You have inside two different options or two different ways how you can see the exhibition. First option is special touristical easy and relaxed comfortable holiday option without thinking. No thinking, only feeling. Your emotions, your sensations, you can see it as being like big art installation, in art gallery… you go inside, you understand nothing, but everybody makes smart face…
Second option is more interesting but complicated: test for your logic. Because every object we have inside have not only nice interesting forms like in the art gallery but every object here has a function. These are actually true, real industrial historical objects from last one hundred years, but manipulated in surreal tradition: simple to say, I put it wrong together. So that your fantasy going the wrong way, but your logic must go in another way. Your logic must find the answer to the question, what is it real? It is like game for your brain. But we are not really technical museum, because if you want to understand every piece you need one week inside, it is one thousand objects in ten rooms, ja?

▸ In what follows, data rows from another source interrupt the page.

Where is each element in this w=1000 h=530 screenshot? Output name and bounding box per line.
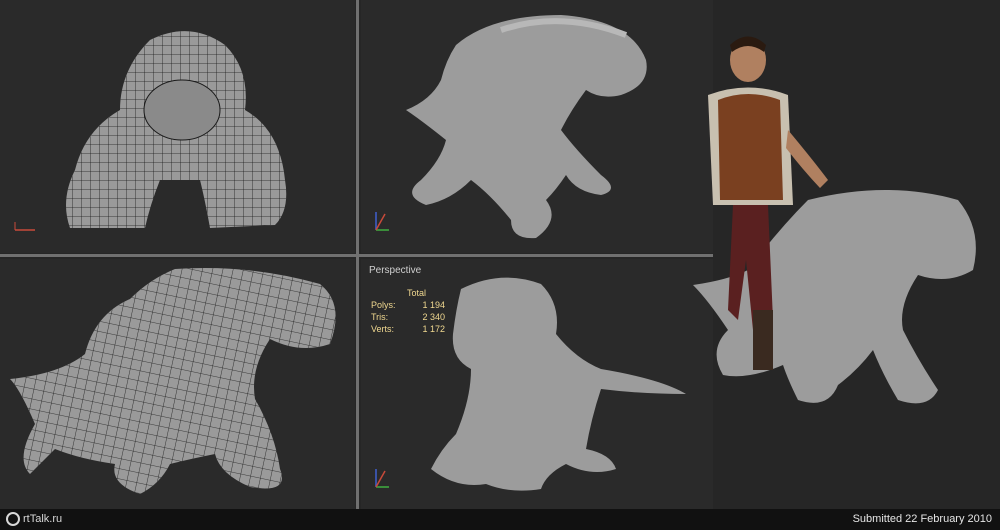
creature-side-wireframe: [10, 268, 336, 494]
logo-text: rtTalk.ru: [23, 513, 63, 525]
axis-gizmo-icon: [14, 222, 35, 231]
creature-shaded-back: [375, 277, 686, 491]
viewport-divider-horizontal[interactable]: [0, 254, 713, 257]
viewport-top-right[interactable]: [361, 0, 713, 253]
artalk-logo-icon: [6, 512, 20, 526]
viewport-bottom-left[interactable]: [0, 259, 355, 509]
artalk-logo[interactable]: rtTalk.ru: [6, 512, 62, 526]
viewport-front[interactable]: [0, 0, 355, 253]
submitted-date: Submitted 22 February 2010: [852, 513, 992, 525]
creature-shaded-side: [375, 15, 647, 239]
render-rider-creature: [688, 30, 1000, 450]
axis-gizmo-icon: [375, 469, 389, 488]
viewport-perspective[interactable]: Perspective Total Polys: 1 194 Tris: 2 340…: [361, 259, 713, 509]
creature-front-wireframe: [14, 31, 287, 231]
axis-gizmo-icon: [375, 212, 389, 231]
viewport-layout: Perspective Total Polys: 1 194 Tris: 2 340…: [0, 0, 1000, 530]
footer-bar: rtTalk.ru Submitted 22 February 2010: [0, 509, 1000, 530]
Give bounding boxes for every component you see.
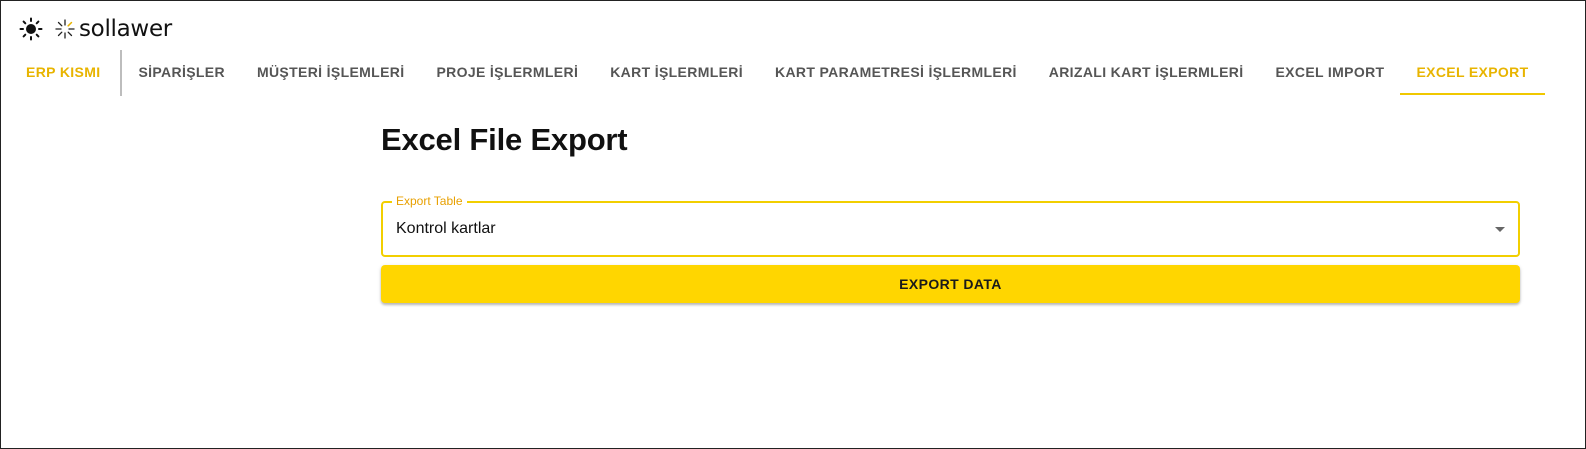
main-nav: ERP KISMI SİPARİŞLER MÜŞTERİ İŞLEMLERİ P… [10,50,1545,96]
tab-musteri-islemleri[interactable]: MÜŞTERİ İŞLEMLERİ [241,50,421,94]
tab-proje-islermleri[interactable]: PROJE İŞLERMLERİ [420,50,594,94]
export-table-value: Kontrol kartlar [396,220,496,237]
tab-kart-parametresi-islermleri[interactable]: KART PARAMETRESİ İŞLERMLERİ [759,50,1033,94]
main-content: Excel File Export Export Table Kontrol k… [381,120,1520,303]
sparkle-icon [55,19,75,39]
tab-siparisler[interactable]: SİPARİŞLER [122,50,240,94]
header: sollawer [18,14,172,44]
tab-excel-import[interactable]: EXCEL IMPORT [1259,50,1400,94]
export-table-select[interactable]: Export Table Kontrol kartlar [381,194,1520,257]
theme-toggle-button[interactable] [18,16,44,42]
tab-erp-kismi[interactable]: ERP KISMI [10,50,120,94]
arrow-drop-down-icon [1495,227,1505,232]
logo-text: sollawer [79,16,172,42]
page-title: Excel File Export [381,122,628,157]
export-table-label: Export Table [392,194,467,208]
sun-icon [19,17,43,41]
tab-arizali-kart-islermleri[interactable]: ARIZALI KART İŞLERMLERİ [1033,50,1260,94]
tab-excel-export[interactable]: EXCEL EXPORT [1400,50,1545,95]
export-data-button[interactable]: EXPORT DATA [381,265,1520,303]
tab-kart-islermleri[interactable]: KART İŞLERMLERİ [594,50,759,94]
logo[interactable]: sollawer [54,16,172,42]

We are surreal museum, and most important thing in surrealism is creativity and fantasy. But creativity and fantasy in normal museums die in the first room at first object if you read explaining. Because if you know what is that, why you need creativity and fantasy? This is the point why inside no explaining, we want to rescue your fantasies, and we want to make a massager for your fantasy: so we put the things wrong. So when you are studying the different installations, you ask yourself of course “what is that?”, your fantasy wakes up and says to you wrong idea. But your logic wake up too and speak of why is wrong, what is wrong. If you hear these voices in your head, it is not dangerous, it is very good! Now you are creative process in your head.
So explains Vlad, proprietor of Berlin’s Designpanoptikum. He offers both a longer name – the surreal museum for industrial objects – and a simpler description: “like Frankenstein’s laboratory”. Originally a photographer, he became disillusioned with the vagaries of both digital manipulation and the art community, where the value of a piece seemed to depend as much upon the reputation of the creator or the echo chamber of reviews, exhibitions and improbable sales prices as any inherent artistry. Instead, he turned to industrial artifacts – whilst, for instance, the blades of a jet engine turbine have a beauty to their form, that form is driven ultimately by a function, as it must be suitable for flight. This necessity makes any visual appeal all the more striking – and besides, your money goes a lot further at a scrapyard than an art gallery!
So far, so sensibly germanic. But as his opening patter sets out, Vlad has eschewed a dry enumeration of machine parts in glass cases, and instead created a puzzle for visitors – reassembling and recontextualising the objects in bizarre scenes. Although instruments of torture or war have been deliberately excluded, anyone with a medical or dental phobia may wish to steer clear, and over-active imaginations can render even innocent objects sinister. Certain themes recur – he has a love of magnifying screens, globes-as-faces, optical devices, gasmasks – but the crammed series of rooms reward careful investigation for the unique pieces.
The main attraction, though, may be Vlad himself, who it is fair to say is somewhat of a character. Literally – his broken English is an affectation, but like some Derren Brown of the junkheap, his up-front admission of this fact somehow enhances rather than detracts from the experience, allowing it to be comfortably grounded as performance. Similarly, as more visitors arrive you’ll realise that the high-paced intro spiel is largely rehearsed, but he deftly weaves in appropriate references (in my case, a discussion of Banksy) and can apparently do this in several languages. Once initiated, guests are free to explore at their own pace, but if not needed at reception, Vlad will stalk through, pulling out choice pieces of the collection to pose more questions, tease out understanding of its original purpose, or elaborate on how it caught his attention.
I was struck by the contrast between here and the Pergamon, which I’d visited the previous day. There, visitors drifted from one set point in the audio guide to the next, interaction with each other rendered difficult by the headphones and unneccessary by the steady stream of facts. Yet much of it clearly went in one ear and out the other, as I realised when working on my photo captions a few weeks later. By contrast, in Vlad’s lair it feels natural to discuss the exhibits – or what brings you to Berlin! – with him or any other guests within earshot. Meanwhile, should you have found a quiet corner, you really think about what you’re looking at, rather than robotically checking off another waypoint. So whilst a visit to the Desigpanoptikum is immediately rewarding for its own features, its true value may be in changing how you approach future exhibits or collections: ditch the audio guide, ignore the placards, and try to genuinely investigate what’s being presented. I know I’ll be giving it a try!